Предисловие переводчика:
C тяжелым сердцем начал я переводить эту, как говорят, самую загадочную шекспировскую пьесу, где каждое упоминание о еврее по-английски — это по-русски упоминание о «жиде», который подло «торгует деньгами за проценты» при том, что деньги — в отличие от большинства других товаров на земле — «с момента своего рождения не меняют своей формы, не растут в земле, и не произрастают из нее, как это делают все овощи и фрукты», например.

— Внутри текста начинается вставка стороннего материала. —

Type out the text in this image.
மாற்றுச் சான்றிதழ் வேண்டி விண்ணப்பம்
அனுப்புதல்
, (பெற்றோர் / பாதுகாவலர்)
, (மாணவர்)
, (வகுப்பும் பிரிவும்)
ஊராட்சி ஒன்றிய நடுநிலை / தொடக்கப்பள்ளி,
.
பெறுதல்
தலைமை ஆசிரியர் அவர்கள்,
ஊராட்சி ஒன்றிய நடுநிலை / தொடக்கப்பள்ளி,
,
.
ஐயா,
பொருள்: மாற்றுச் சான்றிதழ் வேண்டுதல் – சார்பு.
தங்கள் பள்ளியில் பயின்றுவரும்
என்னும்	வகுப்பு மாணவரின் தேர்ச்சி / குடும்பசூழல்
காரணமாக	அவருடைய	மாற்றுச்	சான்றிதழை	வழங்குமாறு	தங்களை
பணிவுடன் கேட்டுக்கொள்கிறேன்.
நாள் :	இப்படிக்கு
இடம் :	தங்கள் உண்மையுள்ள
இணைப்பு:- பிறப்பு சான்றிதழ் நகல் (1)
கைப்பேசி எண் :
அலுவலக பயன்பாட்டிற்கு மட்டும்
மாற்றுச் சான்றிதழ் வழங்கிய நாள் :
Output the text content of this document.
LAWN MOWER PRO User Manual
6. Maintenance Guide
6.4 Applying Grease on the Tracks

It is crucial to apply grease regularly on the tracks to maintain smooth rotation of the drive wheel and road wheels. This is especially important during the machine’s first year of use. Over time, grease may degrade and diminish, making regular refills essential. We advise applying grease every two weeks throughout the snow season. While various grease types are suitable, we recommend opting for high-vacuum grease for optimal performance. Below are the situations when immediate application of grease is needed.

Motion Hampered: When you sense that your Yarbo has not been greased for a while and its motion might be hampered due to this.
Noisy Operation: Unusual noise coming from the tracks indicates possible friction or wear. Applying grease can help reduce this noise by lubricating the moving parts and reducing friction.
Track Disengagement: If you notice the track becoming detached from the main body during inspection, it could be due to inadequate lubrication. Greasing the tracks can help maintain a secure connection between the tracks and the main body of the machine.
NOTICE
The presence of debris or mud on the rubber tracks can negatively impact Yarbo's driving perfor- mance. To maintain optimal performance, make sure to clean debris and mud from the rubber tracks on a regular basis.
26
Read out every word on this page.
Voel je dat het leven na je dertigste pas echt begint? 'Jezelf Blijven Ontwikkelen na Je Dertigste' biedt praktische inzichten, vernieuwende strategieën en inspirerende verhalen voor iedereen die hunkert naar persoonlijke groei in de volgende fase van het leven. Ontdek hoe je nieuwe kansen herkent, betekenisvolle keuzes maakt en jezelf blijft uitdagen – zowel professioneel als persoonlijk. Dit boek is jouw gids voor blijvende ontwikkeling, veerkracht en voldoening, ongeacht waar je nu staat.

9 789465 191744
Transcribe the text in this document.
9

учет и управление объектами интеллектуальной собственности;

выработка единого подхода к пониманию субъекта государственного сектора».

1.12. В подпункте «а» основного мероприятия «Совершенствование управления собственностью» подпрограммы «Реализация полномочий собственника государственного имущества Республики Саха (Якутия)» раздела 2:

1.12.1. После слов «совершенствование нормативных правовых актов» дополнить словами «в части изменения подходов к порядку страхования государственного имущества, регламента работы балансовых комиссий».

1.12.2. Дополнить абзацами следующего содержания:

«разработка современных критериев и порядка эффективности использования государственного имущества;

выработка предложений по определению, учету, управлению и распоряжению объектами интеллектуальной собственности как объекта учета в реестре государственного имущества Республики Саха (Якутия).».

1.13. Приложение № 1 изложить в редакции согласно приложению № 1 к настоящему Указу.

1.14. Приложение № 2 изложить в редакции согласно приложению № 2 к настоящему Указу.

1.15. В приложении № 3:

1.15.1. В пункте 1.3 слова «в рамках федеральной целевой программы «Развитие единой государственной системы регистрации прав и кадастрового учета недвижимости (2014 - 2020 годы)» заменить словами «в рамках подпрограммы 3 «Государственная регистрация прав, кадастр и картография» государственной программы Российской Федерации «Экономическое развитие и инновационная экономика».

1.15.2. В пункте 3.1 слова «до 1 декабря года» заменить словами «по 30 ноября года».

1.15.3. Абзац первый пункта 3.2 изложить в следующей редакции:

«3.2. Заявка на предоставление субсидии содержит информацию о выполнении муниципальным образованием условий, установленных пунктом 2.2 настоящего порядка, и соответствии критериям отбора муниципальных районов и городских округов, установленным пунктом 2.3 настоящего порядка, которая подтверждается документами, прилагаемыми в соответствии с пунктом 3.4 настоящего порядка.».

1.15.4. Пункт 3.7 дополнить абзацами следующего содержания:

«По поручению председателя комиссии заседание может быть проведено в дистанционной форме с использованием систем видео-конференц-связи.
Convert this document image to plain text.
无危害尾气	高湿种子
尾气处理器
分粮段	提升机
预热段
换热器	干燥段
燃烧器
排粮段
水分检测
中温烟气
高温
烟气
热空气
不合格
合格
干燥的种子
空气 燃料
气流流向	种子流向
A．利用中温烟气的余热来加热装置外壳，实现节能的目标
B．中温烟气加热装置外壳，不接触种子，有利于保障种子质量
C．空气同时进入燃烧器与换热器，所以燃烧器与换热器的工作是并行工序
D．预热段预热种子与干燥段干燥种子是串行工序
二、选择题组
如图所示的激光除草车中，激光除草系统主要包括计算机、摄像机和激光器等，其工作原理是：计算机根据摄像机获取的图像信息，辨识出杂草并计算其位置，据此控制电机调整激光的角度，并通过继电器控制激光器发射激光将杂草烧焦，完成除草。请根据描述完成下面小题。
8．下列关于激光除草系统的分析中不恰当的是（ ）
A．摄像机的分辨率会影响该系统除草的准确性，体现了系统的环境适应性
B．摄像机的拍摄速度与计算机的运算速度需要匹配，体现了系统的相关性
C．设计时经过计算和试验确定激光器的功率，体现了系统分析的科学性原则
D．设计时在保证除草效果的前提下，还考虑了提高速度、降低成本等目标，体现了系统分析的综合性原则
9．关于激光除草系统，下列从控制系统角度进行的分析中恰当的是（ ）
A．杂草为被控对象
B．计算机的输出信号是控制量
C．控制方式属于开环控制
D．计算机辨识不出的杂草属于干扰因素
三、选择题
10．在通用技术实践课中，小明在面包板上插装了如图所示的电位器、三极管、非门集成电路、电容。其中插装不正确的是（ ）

На первый взгляд, такую пьесу с жестоким обличением целого, довольно популярного народа, не следовало бы писать великому Шекспиру, подумал я вначале, но оказалось, он и не написал ее. Когда мне удалось при переводе избавиться от слова «жид», которым так и кишели все известные мне переводы на русском языке, заменить «жида» вполне пригодным для Шекспира обиходным словом «еврей», вполне принятом в печати и в народе, и в русском языке, вложить в уста еврея Шейлока не оскорбительные «жидовские» слова о его жизненном уделе, понять его еврейские торговые перипетии, и осознать, в конце концов, каким беспомощным и жалким представлен он в трагические моменты его жизни в пьесе, то кроме радостного удивления развитию сюжета и наступлению «по-голливудски» счастливого конца, я вновь был переполнен упоением при чтении Шекспира и преклонением перед гением поэта, сумевшего из деликатной темы про злодейство денег на земле извлечь еще одно высокоморальное зерно:
Если подумать, что земля, в конце концов, населена всего одним народом, который именуется людьми, то люди по-людски должны сообща решать свои житейские проблемы и помнить, как «Отче наш», о бренности существования человека, с которым неизбежно, и на всем ее недолгом протяжении, жизнь человека по воле Бога сопряжена.
И в заключении, я все-таки коснусь, но очень кратко, всего одной, как популярной, так и не очень, темы, поднятой Шекспиром в этой пьесе: противопоставлению моральной нравственности Шейлока, торговавшего деньгами за проценты, морали христианина, который торговал по всему миру всем остальным, понятно, что тоже не без выгоды себе.
Еврей за деньги захотел, неважно по каким соображениям, получить от христианина полкилограмма его живого мяса: дикое желание, абсолютно несоизмеримое с возвратом денег, взятых в долг. По причинам разного характера ему это не удалось. А вот христианин сумел, при помощи судебной и враждебной еврею казуистики, навсегда лишить его иудаизма, вынудив еврея от веры добровольно отказаться под страхом быть повешенным за хотя и неудачную, но все-таки попытку посягнуть на плоть христианина.
И хотя пьеса Шекспиром названа комедией, мне, уже вот который месяц, от прочитанной мной пьесы не до смеху, однако мыслей и соображений по поводу сравнительной морали двух традиций мне хватает на вереницу многих мыслей, в самом разном направлении.